The binlog written by MySQL currently logs all statements changing the tablespace. It is a serialization of all tablespace changes. The binlog position, expressed as (binlog name, offset), is a database global timestamp - a timestamp expressed in seconds.fraction does not work for any precision at all, because on a multi-core machine multiple things can happen concurrently.

If you want to make a consistent full backup of the database, the database must not change during the backup. That is, it must be possible to associate one and exactly one binlog position with the backup.
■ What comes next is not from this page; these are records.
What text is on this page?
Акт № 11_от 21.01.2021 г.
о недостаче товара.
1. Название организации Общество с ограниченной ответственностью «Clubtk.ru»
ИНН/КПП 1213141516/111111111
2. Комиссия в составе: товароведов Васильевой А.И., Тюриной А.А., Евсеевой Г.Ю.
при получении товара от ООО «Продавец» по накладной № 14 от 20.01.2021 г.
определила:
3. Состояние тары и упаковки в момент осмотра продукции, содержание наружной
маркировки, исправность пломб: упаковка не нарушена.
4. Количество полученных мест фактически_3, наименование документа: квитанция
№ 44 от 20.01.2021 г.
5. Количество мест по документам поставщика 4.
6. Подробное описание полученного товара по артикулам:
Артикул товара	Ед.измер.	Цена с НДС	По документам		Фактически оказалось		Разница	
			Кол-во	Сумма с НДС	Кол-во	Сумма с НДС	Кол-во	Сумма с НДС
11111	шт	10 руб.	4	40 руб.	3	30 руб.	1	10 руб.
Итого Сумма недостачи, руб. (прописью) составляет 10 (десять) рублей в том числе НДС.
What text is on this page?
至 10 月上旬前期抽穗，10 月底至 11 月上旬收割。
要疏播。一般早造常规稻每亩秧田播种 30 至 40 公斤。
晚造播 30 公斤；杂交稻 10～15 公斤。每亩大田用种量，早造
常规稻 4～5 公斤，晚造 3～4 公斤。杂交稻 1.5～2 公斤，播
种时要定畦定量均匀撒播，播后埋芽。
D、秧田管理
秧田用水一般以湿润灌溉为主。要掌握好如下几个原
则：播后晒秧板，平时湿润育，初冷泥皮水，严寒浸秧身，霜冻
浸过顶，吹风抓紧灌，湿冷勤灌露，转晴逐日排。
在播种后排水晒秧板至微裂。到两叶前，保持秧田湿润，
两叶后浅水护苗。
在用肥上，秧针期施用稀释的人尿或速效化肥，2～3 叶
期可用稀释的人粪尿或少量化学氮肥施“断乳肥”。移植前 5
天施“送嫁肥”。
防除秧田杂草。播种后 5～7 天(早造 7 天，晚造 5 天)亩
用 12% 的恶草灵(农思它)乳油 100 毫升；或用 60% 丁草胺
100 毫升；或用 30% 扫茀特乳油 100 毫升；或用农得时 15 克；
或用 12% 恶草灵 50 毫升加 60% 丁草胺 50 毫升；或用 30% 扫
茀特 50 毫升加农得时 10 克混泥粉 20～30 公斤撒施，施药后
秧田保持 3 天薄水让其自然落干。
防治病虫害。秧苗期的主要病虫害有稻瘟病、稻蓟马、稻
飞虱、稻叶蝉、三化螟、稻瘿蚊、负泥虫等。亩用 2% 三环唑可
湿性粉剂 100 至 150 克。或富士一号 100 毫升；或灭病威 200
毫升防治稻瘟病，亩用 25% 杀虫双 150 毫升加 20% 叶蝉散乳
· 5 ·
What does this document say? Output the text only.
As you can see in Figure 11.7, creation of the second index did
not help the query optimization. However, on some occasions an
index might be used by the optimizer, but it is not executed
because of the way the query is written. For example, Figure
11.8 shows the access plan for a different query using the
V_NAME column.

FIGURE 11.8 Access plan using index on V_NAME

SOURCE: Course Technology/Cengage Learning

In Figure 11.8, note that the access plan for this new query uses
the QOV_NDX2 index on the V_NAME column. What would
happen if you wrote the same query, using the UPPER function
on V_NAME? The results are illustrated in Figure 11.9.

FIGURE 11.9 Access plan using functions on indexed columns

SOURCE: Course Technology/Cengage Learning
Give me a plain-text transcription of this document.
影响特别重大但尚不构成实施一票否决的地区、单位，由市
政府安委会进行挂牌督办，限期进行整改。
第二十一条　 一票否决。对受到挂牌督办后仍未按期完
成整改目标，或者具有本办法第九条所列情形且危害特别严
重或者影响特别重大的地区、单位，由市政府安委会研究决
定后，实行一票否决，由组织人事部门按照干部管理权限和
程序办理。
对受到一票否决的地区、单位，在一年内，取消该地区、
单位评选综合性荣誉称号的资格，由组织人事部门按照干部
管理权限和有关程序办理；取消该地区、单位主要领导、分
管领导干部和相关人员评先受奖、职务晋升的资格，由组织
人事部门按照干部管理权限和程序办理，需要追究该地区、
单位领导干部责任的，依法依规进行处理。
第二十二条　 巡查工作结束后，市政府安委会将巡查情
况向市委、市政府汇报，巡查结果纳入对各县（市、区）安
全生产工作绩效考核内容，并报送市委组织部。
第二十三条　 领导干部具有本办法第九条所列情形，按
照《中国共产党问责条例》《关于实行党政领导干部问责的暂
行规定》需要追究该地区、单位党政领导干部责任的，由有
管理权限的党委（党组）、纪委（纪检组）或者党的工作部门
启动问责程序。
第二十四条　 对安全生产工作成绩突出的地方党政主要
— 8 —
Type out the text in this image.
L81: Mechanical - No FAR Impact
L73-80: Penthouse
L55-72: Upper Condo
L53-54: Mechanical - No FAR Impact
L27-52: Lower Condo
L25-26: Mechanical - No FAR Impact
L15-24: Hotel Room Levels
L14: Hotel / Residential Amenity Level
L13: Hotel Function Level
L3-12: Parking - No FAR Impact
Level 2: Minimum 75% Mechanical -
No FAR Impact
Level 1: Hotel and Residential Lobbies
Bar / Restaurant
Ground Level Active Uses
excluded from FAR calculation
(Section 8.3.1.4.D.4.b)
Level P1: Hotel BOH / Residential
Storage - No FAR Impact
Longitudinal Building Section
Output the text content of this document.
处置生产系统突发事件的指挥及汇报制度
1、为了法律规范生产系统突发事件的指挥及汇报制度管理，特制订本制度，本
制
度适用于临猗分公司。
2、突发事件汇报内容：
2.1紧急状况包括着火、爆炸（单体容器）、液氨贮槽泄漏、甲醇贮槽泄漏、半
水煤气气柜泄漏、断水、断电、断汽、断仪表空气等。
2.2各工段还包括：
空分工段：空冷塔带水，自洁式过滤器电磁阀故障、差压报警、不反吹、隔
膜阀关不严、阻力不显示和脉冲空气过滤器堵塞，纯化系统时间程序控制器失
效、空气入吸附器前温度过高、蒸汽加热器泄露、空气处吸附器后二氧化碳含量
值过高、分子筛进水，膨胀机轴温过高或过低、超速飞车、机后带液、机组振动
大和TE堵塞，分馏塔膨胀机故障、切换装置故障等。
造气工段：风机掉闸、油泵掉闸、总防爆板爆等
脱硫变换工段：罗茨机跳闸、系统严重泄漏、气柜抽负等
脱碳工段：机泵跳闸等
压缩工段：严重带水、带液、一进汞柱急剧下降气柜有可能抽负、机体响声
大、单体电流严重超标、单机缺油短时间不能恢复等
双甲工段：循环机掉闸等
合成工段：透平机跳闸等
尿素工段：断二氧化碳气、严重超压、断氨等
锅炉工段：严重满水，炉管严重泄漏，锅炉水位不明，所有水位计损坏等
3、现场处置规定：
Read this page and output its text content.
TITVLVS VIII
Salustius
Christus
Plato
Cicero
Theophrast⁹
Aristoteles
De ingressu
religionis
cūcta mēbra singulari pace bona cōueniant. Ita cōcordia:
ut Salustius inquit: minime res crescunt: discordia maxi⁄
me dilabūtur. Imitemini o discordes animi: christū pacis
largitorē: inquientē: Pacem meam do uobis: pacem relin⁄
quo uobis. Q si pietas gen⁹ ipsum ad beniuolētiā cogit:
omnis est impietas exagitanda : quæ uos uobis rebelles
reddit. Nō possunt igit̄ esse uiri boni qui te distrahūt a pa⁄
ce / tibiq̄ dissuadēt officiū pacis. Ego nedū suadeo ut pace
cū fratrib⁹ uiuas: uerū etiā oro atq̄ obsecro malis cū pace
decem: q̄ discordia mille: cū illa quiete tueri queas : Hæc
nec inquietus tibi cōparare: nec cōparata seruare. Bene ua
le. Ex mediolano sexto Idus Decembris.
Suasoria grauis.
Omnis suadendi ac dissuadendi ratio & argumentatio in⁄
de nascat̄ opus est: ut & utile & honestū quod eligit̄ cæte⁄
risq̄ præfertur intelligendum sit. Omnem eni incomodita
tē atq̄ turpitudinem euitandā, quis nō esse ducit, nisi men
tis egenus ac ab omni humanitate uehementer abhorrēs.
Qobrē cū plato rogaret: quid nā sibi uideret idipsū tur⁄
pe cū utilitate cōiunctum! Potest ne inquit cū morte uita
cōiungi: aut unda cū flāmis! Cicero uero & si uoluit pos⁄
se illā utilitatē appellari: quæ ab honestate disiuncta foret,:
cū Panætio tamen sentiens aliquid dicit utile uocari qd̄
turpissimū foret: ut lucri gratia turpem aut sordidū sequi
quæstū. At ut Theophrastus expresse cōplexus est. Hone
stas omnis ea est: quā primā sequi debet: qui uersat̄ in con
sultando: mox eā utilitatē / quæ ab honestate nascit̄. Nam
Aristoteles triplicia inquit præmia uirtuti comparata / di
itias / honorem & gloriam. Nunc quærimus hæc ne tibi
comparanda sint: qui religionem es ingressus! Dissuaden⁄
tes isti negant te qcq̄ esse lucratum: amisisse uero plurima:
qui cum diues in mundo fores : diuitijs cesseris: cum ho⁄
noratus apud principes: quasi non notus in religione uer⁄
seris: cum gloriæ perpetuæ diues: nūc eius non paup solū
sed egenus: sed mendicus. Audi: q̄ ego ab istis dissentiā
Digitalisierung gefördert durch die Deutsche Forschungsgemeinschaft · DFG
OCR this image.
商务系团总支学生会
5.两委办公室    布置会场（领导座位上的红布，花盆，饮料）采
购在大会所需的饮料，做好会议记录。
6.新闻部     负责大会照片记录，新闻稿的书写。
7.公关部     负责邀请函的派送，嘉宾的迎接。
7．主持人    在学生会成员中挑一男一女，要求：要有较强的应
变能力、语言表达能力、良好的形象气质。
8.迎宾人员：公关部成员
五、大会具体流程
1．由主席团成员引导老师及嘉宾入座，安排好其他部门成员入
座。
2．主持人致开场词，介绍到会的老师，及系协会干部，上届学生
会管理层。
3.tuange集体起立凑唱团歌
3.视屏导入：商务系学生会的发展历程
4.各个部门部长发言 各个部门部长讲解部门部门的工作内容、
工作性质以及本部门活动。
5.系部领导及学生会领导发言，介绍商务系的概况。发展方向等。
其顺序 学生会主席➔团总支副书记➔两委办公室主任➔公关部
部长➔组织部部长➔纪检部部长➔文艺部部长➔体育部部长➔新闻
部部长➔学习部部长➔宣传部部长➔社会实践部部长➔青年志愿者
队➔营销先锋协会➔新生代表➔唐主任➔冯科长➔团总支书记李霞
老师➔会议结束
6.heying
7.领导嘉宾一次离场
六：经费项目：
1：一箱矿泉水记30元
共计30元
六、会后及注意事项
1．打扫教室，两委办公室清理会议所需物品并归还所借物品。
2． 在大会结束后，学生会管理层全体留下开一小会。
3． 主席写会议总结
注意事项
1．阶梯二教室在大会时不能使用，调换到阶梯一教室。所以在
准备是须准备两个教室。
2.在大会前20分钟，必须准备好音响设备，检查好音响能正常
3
In fact, if you have such a backup - one associated with a binlog position - and you happen to have the binlogs from that time until now, it is possible to do a point-in-time (PIT) recovery. You'd recover from the full backup and you'd then replay the binlog from the backups binlog position until now. That is why it is important to store the binlog in a filesystem that fails independently from the rest of your MySQL. That's also why you must not filter the binlog that is written by MySQL using binlog-do-db and binlog-ignore-db - if you do, you'll get an incomplete binlog that will fail to be useful in a PIT recovery scenario.

A slave in MySQL is now nothing but a binlog downloader and executor: The slave must be restored from a PIT-capable full backup. It is then being told the current binlog position and where to log in to get the missing binlog. The slaves IO_THREAD will then log into the master server and download the binlog to the local disk as fast as possible, storing it as the relay log. The slaves SQL_THREAD will then start to execute the relay log as fast as possible. Replication can thus be thought of as an ongoing live recovery.